In January 2021, officials disclosed that the AK-47 — initially misidentified as an AR-15 — used in the attack belonged to a Denver police officer with whom Close was friends, according to KMGH-TV; he was the also the person for whom Close left the voice mail acknowledging he'd done something wrong. The firearm, which wasn’t issued by the Denver Police Department, was allegedly taken by Close without the officer’s knowledge. The officer resigned from the force in March 2021, according to the Washington Post. (The Thallas family sued him and his insurance company settled the case for his policy maximum of $500,000, according to The Atlantic.)
The police department declined to bring charges against the officer.

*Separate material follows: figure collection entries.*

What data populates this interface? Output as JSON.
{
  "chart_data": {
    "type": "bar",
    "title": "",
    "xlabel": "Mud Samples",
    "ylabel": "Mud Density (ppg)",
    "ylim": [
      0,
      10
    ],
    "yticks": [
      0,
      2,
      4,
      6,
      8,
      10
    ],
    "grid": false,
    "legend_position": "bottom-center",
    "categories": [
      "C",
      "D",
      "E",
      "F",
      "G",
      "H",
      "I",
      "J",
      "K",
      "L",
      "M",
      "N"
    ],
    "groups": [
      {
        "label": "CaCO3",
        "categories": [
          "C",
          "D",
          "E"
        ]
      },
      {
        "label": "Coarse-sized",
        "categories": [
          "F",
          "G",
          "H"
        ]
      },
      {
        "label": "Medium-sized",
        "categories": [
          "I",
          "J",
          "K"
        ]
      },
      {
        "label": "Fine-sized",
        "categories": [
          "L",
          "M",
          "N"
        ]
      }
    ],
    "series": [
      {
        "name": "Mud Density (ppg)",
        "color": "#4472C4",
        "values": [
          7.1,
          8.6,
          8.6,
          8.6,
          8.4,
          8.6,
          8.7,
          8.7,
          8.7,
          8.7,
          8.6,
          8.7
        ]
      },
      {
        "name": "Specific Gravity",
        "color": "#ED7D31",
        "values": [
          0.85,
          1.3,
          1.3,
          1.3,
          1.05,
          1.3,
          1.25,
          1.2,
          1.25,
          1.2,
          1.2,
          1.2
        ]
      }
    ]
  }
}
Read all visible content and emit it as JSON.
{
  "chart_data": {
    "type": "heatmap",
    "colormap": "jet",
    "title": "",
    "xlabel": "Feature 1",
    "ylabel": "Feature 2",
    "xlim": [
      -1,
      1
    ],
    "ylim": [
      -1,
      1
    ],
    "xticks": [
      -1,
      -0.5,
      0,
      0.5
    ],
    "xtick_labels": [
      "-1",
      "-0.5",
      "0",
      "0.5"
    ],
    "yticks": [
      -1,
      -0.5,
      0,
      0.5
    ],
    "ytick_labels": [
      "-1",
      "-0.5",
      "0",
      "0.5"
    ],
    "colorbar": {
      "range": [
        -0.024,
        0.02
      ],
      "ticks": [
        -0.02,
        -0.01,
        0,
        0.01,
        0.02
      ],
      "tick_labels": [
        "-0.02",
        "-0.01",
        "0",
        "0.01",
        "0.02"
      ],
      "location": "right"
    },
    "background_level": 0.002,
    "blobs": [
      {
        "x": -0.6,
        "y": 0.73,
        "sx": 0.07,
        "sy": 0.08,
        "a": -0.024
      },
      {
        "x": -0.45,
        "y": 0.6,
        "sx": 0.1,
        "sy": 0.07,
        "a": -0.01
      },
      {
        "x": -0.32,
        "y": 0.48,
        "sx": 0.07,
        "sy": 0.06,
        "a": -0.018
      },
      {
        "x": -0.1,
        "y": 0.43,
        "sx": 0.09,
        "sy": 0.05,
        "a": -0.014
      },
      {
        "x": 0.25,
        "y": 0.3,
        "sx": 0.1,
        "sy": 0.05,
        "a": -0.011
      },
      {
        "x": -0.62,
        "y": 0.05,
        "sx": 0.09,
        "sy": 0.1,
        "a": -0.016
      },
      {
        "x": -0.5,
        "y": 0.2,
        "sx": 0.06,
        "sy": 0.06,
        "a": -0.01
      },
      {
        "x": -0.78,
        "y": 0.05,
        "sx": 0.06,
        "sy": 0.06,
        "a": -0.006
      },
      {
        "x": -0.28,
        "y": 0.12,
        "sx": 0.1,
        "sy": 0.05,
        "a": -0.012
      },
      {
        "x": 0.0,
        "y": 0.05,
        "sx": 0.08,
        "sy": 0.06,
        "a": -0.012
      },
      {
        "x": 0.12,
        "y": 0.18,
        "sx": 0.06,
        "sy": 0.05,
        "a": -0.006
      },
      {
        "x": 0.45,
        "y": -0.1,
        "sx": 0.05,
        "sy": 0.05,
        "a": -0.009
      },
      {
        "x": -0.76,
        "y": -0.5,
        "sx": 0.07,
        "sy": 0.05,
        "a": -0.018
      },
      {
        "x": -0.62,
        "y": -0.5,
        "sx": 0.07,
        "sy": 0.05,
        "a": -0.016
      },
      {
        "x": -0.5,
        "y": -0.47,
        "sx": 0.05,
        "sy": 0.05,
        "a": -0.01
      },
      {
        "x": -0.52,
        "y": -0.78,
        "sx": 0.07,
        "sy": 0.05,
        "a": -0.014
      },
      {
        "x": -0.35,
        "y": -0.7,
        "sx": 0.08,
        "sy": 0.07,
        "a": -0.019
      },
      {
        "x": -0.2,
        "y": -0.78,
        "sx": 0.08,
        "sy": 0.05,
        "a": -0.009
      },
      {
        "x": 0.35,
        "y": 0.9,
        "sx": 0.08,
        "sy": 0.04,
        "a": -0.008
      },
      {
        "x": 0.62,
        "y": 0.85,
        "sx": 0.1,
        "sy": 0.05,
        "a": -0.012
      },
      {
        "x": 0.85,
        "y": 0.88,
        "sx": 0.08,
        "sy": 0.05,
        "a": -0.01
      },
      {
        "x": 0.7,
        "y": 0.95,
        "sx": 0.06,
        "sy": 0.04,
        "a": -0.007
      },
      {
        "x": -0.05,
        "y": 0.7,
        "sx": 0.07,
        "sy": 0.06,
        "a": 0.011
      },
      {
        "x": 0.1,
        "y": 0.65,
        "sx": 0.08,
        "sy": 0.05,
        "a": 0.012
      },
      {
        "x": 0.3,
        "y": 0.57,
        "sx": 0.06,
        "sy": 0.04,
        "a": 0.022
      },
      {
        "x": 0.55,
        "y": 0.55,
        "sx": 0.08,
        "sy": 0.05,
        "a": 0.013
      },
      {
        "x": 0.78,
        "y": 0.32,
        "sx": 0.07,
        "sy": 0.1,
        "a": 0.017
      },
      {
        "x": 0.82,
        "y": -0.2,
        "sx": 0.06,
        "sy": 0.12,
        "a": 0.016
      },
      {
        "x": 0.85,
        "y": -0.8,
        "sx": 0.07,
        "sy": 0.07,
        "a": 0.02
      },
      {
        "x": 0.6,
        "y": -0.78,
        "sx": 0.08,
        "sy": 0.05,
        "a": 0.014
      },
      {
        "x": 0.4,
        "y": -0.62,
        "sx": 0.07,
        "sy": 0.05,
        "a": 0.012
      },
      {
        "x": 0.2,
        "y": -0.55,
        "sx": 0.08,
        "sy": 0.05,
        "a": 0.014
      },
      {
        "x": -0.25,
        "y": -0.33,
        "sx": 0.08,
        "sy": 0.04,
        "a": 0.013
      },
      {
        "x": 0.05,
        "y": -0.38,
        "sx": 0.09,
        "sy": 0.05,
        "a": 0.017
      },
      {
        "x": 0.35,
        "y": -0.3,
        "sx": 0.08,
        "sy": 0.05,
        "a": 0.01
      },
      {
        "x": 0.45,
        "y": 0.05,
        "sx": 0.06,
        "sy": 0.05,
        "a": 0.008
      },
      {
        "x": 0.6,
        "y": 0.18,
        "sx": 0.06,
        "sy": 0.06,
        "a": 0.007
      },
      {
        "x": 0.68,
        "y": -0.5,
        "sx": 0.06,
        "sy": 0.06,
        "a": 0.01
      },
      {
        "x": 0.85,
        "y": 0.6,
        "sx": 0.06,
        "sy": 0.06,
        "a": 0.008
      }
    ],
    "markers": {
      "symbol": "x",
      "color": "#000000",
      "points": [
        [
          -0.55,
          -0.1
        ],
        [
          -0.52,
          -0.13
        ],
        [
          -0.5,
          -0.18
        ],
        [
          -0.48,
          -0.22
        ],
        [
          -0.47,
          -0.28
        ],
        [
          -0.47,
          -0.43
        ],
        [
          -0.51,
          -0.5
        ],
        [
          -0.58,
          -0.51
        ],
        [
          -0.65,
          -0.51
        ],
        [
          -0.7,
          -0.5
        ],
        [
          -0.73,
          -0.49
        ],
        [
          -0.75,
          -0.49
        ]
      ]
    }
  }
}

The site where Thallas was gunned down has since been turned into a park and memorial site for the slain Colorado woman.
“Her middle name is Joy,” Thallas’ mother Ana Thallas said at her daughter’s funeral in June 2020, CBS News reported. “I chose that middle name so that she would bring joy to the people in her life."
Simon told Denver NBC affiliate KUSA in July that he views the construction of park as a way to have some control over the space where the shooting occurred.
“I think whenever you lose control of a situation you want to take control back,” he told the station.
“I am delighted that we were able to get justice for Isabella Thallas and Darian Simon,” Denver District Attorney Beth McCann said in a statement about the verdict. “Moreover, I am extremely proud of our prosecution team for their excellent work.”
Close is being held at Denver’s Downtown Detention Center, according to online jail records obtained by Oxygen.com. He’s scheduled to be sentenced on Nov. 4, separate court records show. Close faces a maximum sentence of life in prison.